From start to finish its just unbelieveably far fetched, geneticly modified killer whales with fricken laser beams on their heads, hero kills all the SAS then sinks a nuclear sub, finds a space aged plane in an undergound base in a glacier.

Do yourself a favor and avoid this book.

Insults the intelligence1
I was a little more charitable about Reilly's novel Contest (check out my review folks), because the interesting alien scenario compensated to a fair degree for the simplistic and stilted use of language.

Here though, Reilly's literary limitations are as exposed as the Ross ice shelf.

Paper-thin clichéd characters engage in impossibly far-fetched adventures, with plot-holes big enough to drive a military hovercraft through.

The only saving grace is that the comic-book style action hurtles along at breakneck pace with virtually every chapter ending with a cliff-hanger. It's an undemanding page-turner that, just maybe, would make a reasonable "leave-your-brain-at-home" potboiler to take on a long flight or something. Think of Clive Cussler for those with attention-deficit disorder and you'll get some idea of Reilly's driving force.

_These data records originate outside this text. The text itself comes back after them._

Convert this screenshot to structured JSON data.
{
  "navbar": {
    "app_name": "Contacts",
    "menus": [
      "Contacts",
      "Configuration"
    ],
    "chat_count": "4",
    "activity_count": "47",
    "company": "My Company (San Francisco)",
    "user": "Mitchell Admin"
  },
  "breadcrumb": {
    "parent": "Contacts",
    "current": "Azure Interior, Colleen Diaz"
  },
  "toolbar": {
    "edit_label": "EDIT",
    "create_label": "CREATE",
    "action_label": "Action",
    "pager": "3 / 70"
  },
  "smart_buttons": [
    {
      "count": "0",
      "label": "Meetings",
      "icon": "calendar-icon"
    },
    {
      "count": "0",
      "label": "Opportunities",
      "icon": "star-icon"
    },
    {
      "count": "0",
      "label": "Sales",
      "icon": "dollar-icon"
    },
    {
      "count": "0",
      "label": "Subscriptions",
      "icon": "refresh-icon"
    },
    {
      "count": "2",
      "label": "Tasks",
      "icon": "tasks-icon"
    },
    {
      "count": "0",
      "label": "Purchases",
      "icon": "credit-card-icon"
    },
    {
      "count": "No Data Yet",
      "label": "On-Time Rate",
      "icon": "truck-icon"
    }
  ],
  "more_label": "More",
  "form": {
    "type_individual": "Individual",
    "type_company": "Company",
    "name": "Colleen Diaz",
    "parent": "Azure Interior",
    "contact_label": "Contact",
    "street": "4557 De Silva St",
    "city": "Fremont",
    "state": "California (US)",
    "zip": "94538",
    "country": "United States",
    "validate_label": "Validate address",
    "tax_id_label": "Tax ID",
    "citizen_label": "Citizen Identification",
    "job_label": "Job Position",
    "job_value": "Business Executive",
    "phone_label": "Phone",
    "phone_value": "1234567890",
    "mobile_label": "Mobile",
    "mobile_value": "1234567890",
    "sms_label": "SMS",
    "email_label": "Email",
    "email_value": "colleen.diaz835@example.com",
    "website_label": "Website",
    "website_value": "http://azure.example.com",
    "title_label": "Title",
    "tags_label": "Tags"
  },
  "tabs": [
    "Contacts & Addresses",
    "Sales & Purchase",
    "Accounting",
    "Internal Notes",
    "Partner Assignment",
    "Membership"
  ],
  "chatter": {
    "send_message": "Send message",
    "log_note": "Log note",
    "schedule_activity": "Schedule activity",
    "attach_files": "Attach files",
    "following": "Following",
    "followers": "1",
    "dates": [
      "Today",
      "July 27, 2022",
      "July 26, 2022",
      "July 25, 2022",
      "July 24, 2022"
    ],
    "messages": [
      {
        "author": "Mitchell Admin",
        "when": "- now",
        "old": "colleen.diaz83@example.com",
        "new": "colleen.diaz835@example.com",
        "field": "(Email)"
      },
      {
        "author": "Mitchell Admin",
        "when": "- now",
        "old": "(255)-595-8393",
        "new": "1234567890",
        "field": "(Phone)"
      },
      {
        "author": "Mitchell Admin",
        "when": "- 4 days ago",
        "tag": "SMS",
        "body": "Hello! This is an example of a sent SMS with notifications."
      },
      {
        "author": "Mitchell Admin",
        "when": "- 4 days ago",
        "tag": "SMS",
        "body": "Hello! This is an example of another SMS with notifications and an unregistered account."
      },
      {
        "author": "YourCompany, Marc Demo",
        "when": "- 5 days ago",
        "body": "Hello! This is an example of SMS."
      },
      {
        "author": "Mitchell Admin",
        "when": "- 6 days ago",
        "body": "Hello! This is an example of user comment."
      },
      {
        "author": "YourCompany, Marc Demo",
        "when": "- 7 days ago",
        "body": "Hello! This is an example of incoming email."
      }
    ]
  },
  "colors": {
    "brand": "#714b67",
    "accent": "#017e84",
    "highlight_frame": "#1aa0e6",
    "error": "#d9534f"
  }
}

The simplistic prose makes The Sun (or whatever is the US equivalent of a trashy tabloid) appear like Shakespeare. Reilly clearly has an aversion to adjectives - unless they are "icy", "big", "huge", "enormous" or "gigantic". He also peppers his prose with idiotic 1960's style Batman sound effects - "Snap-twangggg!" as a cable breaks; "Sprak!" as another skull gets splintered; or "craaaaaack" as our hero cops a blow to the nose. Most irritating of all, however, is Reilly's gross over-use of italics, to hammer home a point with the subtlety of a radioactive mutant elephant seal (and yes, believe it or not, that IS a spoiler!).

If you come across this book in your library, please make sure it is placed in the "teen-read" section. Had I read this when I was about 12, I would probably have given it 3 or 4 stars.

I hate myself for actually finishing this book. In fact I hate it so much that I must just hurl it across the room one final time; "weeeeeeeeeee......KER-THUMP!!!!"